Developed in the UK, the Counterweight Program offers a structured, evidence-based model for weight management delivered by practice nurses. The Northern Adelaide Medicare Local (NAML) are concerned about obesity in the region. In a collaboration between researchers and NAML, we are undertaking a pilot study of the Counterweight Program to determine its feasibility and acceptability to Australian general practices and patients.

Methods

A university-based researcher and NAML’s Chronic Disease Liaison Officer are leading the day-to-day co-ordination of the pilot study. NAML’s consumer group provided feedback, and practice recruitment was launched at a NAML weight management event. Six nurses from three practices received online training and mentoring from an experienced Counterweight dietitian. Nurses recruited patients and delivered Counterweight over six sessions. Sessions cover healthy lifestyle topics and incorporate behavioural modification techniques. Patient data is being extracted from medical records using an automated tool developed by NAML.

Findings

Bi-directional support and collaboration between researchers and NAML has been vital in rolling out the pilot study.

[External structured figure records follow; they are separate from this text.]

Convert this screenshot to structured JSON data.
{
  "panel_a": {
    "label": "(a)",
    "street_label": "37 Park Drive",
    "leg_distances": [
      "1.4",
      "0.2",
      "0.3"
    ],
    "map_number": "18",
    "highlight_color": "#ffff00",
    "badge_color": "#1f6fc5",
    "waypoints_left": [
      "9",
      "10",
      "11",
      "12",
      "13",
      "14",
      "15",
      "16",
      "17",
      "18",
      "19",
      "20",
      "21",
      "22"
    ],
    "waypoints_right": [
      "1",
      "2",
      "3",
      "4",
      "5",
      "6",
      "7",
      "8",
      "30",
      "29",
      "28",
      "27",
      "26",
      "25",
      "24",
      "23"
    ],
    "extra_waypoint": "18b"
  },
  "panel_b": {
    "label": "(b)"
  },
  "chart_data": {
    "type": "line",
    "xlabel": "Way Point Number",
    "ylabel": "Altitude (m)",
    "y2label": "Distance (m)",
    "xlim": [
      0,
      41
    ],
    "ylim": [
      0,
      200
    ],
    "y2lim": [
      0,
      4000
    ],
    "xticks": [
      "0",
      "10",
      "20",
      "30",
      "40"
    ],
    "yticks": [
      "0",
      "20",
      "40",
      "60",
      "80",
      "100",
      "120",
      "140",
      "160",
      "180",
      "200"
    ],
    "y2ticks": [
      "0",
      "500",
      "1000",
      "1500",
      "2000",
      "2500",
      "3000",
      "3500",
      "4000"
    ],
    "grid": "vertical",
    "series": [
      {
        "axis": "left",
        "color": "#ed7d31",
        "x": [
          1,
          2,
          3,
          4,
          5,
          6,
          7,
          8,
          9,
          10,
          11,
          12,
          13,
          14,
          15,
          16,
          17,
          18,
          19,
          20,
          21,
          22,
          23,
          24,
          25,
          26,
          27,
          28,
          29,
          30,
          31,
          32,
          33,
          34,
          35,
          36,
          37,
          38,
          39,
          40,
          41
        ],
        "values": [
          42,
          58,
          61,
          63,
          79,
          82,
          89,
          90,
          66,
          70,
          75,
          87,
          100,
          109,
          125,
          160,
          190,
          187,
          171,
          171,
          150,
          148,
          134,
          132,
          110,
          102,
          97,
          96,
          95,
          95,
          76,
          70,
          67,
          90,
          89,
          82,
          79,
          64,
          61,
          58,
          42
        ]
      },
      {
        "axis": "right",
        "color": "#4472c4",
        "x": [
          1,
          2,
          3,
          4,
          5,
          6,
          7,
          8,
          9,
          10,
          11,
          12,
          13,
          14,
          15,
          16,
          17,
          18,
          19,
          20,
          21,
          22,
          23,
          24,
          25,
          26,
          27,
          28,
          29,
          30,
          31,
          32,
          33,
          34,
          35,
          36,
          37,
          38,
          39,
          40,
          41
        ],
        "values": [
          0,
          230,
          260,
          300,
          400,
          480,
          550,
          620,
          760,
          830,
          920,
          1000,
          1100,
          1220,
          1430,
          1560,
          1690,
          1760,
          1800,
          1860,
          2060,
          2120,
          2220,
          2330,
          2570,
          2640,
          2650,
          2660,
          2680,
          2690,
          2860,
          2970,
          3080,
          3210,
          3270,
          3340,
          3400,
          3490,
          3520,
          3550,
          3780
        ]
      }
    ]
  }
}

The perceived value of upskilling practice nurses to deliver Counterweight is high. To date, practices have been enthusiastic and positive about the online training. Patient recruitment, program delivery and evaluation are ongoing.

Relevance to policy, research and/or practice needs

The collaboration has ensured robust research that shares expertise, and fits with the needs of the region and the demands of general practice. The applied collaborative process has helped bridge the gap between the world of the researcher and the world of general practice.